Reseña del editor:
With lines so sharp you could shave yourself with them, Sweet Smell of Success is the smartest, most cynical American film of the 1950s. Written by Ernest Lehman (North by Northwest, The Sound of Music) and the celebrated leftist playwright Clifford Odets, it is a vicious dissection of the world of public relations and journalism which conjures up a world of creeping hysteria and acid disenchantment. Tony Curtis playing the scuttling press agent Sidney Falco, and Burt Lancaster the Walter Winchell-like columnist J. J. Hunsecker, gave the performances of their careers. With a specially commissioned introduction by Ernest Lehman, and an appreciation of the film's director, Alexander Mackendrick, by James Mangold.
Biografía del autor:
Ernest Lehman lives in Los Angeles, California.

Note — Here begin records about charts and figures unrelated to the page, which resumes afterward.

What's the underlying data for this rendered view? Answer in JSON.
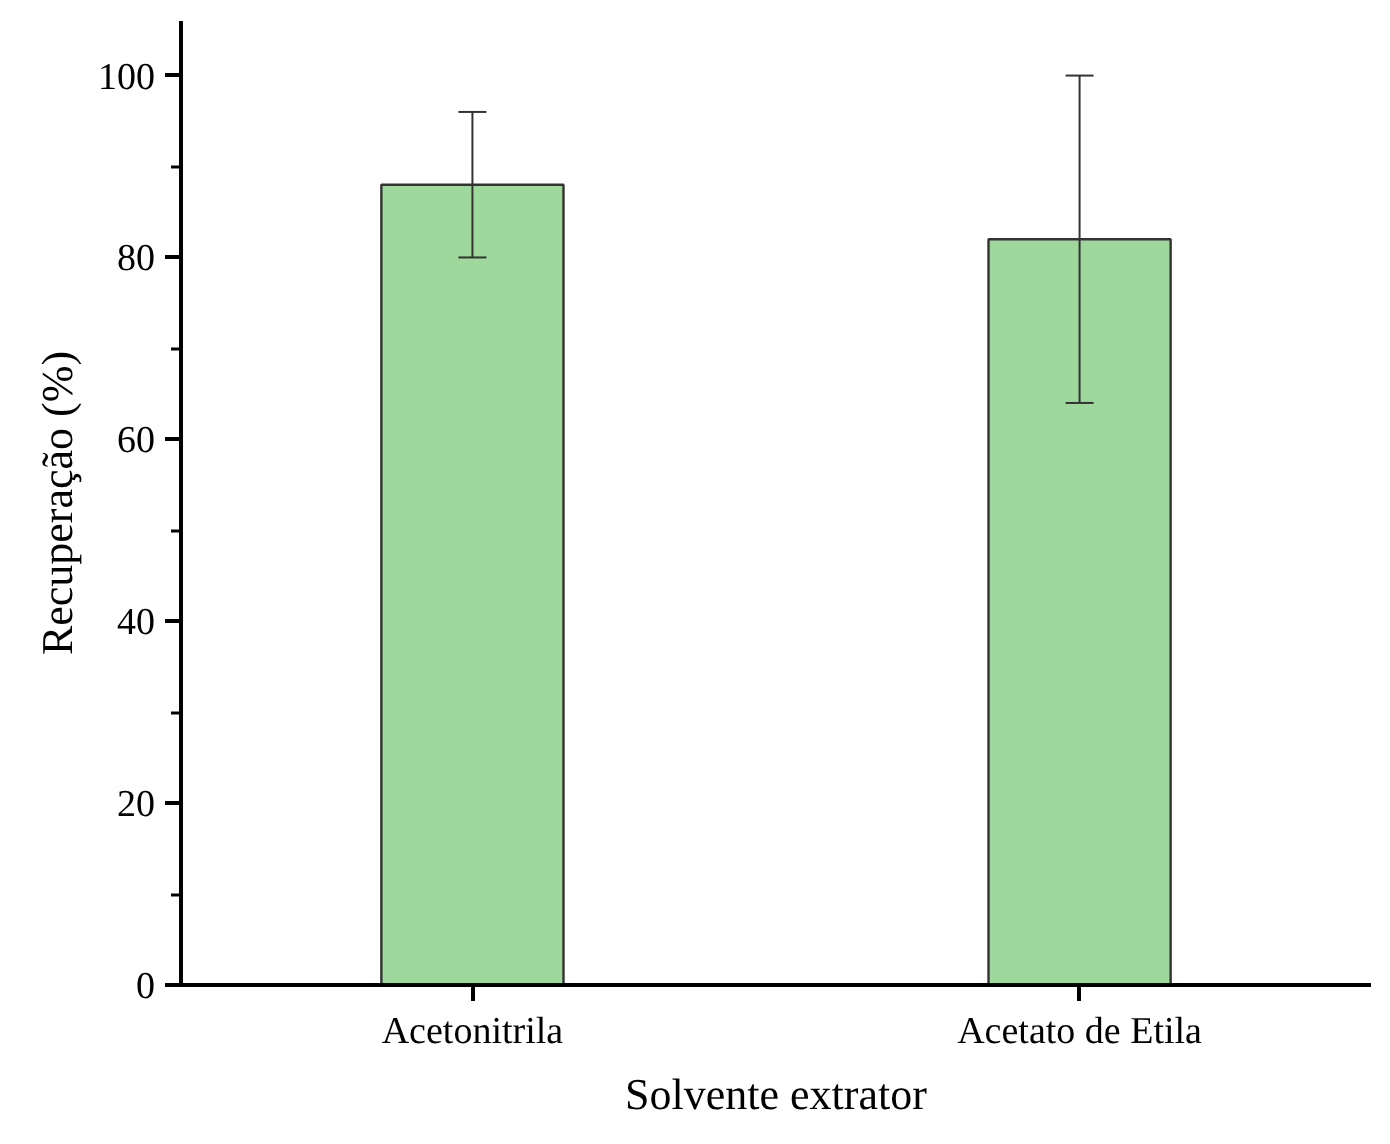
{
  "chart_data": {
    "type": "bar",
    "xlabel": "Solvente extrator",
    "ylabel": "Recuperação (%)",
    "categories": [
      "Acetonitrila",
      "Acetato de Etila"
    ],
    "values": [
      88,
      82
    ],
    "errors": [
      8,
      18
    ],
    "color": "#9fd89d",
    "ylim": [
      0,
      106
    ],
    "yticks": [
      0,
      20,
      40,
      60,
      80,
      100
    ],
    "grid": false
  }
}
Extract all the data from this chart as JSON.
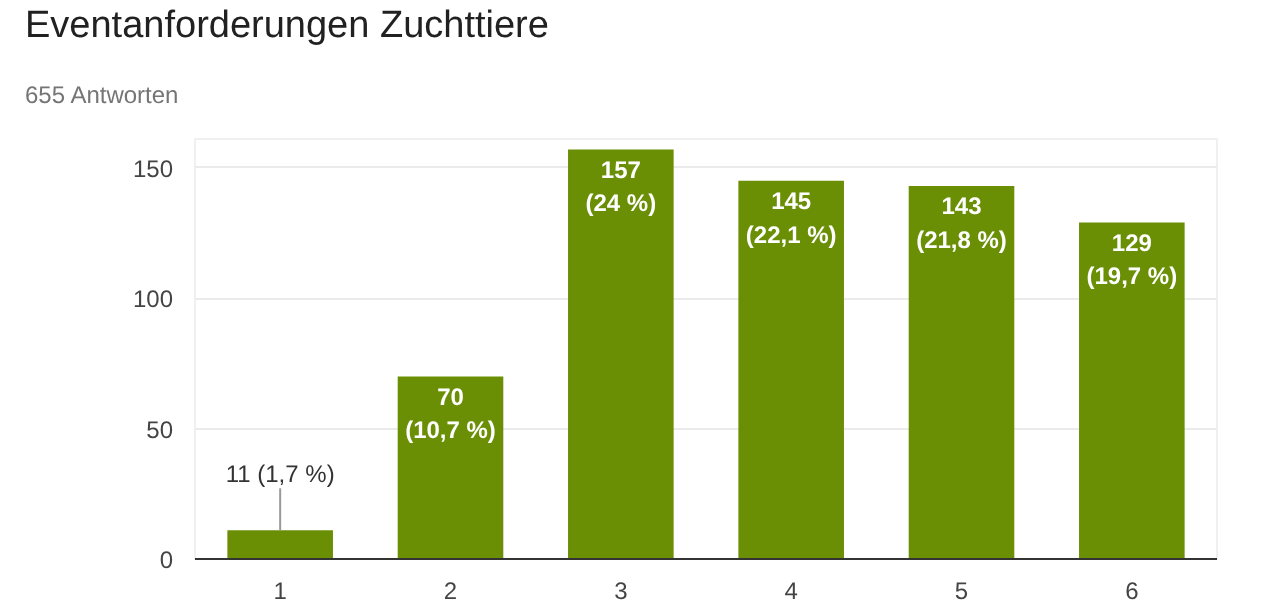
{
  "chart_data": {
    "type": "bar",
    "title": "Eventanforderungen Zuchttiere",
    "subtitle": "655 Antworten",
    "categories": [
      "1",
      "2",
      "3",
      "4",
      "5",
      "6"
    ],
    "values": [
      11,
      70,
      157,
      145,
      143,
      129
    ],
    "value_labels": [
      "11 (1,7 %)",
      "70\n(10,7 %)",
      "157\n(24 %)",
      "145\n(22,1 %)",
      "143\n(21,8 %)",
      "129\n(19,7 %)"
    ],
    "color": "#6a8f05",
    "ylim": [
      0,
      161
    ],
    "yticks": [
      0,
      50,
      100,
      150
    ],
    "grid": "y"
  }
}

One of the most critically and commercially successful screenwriters ever to work in Hollywood, his movie scripts include Sabrina, The King and I, Somebody Up There Likes Me, West Side Story, Who's Afraid of Virginia Wolf, and Portnoy's Complaint.
Known primarily as one of the great American playwrights--his classic dramas in Waiting for Lefty and Rocket to the Moon--Clifford Odets also wrote or co-wrote 18 movies for film and television.